バレリアン(学名: Valeriana officinalis)は、ストレス緩和や不眠改善、緊張緩和に役立つハーブです。市販のサプリやティー、エキス、カプセルなどで手軽に入手できます。

使用方法

ホリスティック・オンラインは、バレリアンティーを沸騰した湯で抽出しないよう警告しています。沸騰すると有効成分の油分が揮発してしまうためです。作り方は、バレリアンの根2小さじ(約5g)を温かい水2カップ(約480ml)に入れ、1日(約24時間)浸すだけです。
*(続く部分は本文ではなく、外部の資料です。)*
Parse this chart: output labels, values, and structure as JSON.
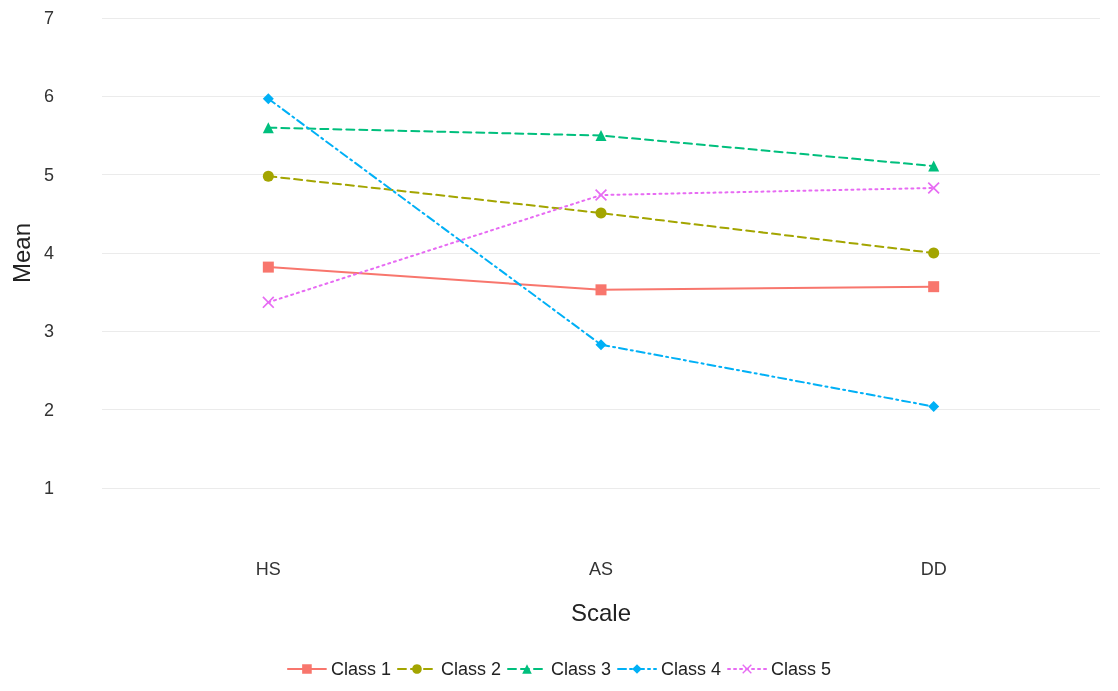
{
  "chart_data": {
    "type": "line",
    "xlabel": "Scale",
    "ylabel": "Mean",
    "categories": [
      "HS",
      "AS",
      "DD"
    ],
    "ylim": [
      1,
      7
    ],
    "yticks": [
      1,
      2,
      3,
      4,
      5,
      6,
      7
    ],
    "grid": "y",
    "legend": "bottom",
    "series": [
      {
        "name": "Class 1",
        "color": "#f8766d",
        "marker": "square",
        "line_style": "solid",
        "values": [
          3.82,
          3.53,
          3.57
        ]
      },
      {
        "name": "Class 2",
        "color": "#a3a500",
        "marker": "circle",
        "line_style": "dashed",
        "values": [
          4.98,
          4.51,
          4.0
        ]
      },
      {
        "name": "Class 3",
        "color": "#00bf7d",
        "marker": "triangle",
        "line_style": "dashed",
        "values": [
          5.6,
          5.5,
          5.11
        ]
      },
      {
        "name": "Class 4",
        "color": "#00b0f6",
        "marker": "diamond",
        "line_style": "dashdot",
        "values": [
          5.97,
          2.83,
          2.04
        ]
      },
      {
        "name": "Class 5",
        "color": "#e76bf3",
        "marker": "cross",
        "line_style": "dotted",
        "values": [
          3.37,
          4.74,
          4.83
        ]
      }
    ]
  }
}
飲む前に濾し、温め直して就寝前に摂取してください。

副作用

バレリアンは全員に効果があるわけではなく、軽い消化不良、頭痛、動悸、めまい、ふらつき、錯乱などが報告されています(米国国立補完代替医療センター)。稀に皮膚発疹、じんましん、呼吸困難といったアレルギー反応が出ることもあります。また、根や液体エキスは独特の強い臭いがあり、好みが分かれます。

ハーブの特徴

バレリアンは多年草で、成長すると約1.2〜1.5メートルになります。ピンクまたは白の小さな花を6〜7月に咲かせ、湿った環境を好みます。原産はヨーロッパですが、世界中の湿地で自生しています。薬効成分は主に根に含まれる油です。

歴史

米国国立衛生研究所の食事補助サプリメント事務局によると、バレリアンが自然な睡眠補助として利用されたのは古代ギリシャ・ローマ時代(紀元前9世紀~紀元5世紀)に遡ります。2世紀のローマ医師・哲学者ガレノスは不眠の治療薬として処方していました。その後、16世紀には「神経過敏、震え、頭痛、心拍数の増加」などの症状に使われ、第二次世界大戦中のイギリスでは空襲によるストレス緩和にも利用されました。

語源

ガレノスはバレリアンの強い臭いから「phu」と呼びました。9世紀か10世紀ごろにラテン語の動詞「valere」(「元気である、健康である」)に由来する名前「valerian」へと変化しました。

注意事項

バレリアンは中枢神経系を抑制する作用があるため、他の鎮静剤や抗ヒスタミン薬などと併用しないでください。また、妊娠中の女性や3歳未満の子どもは安全性が確認されていないため、使用を控えるべきです。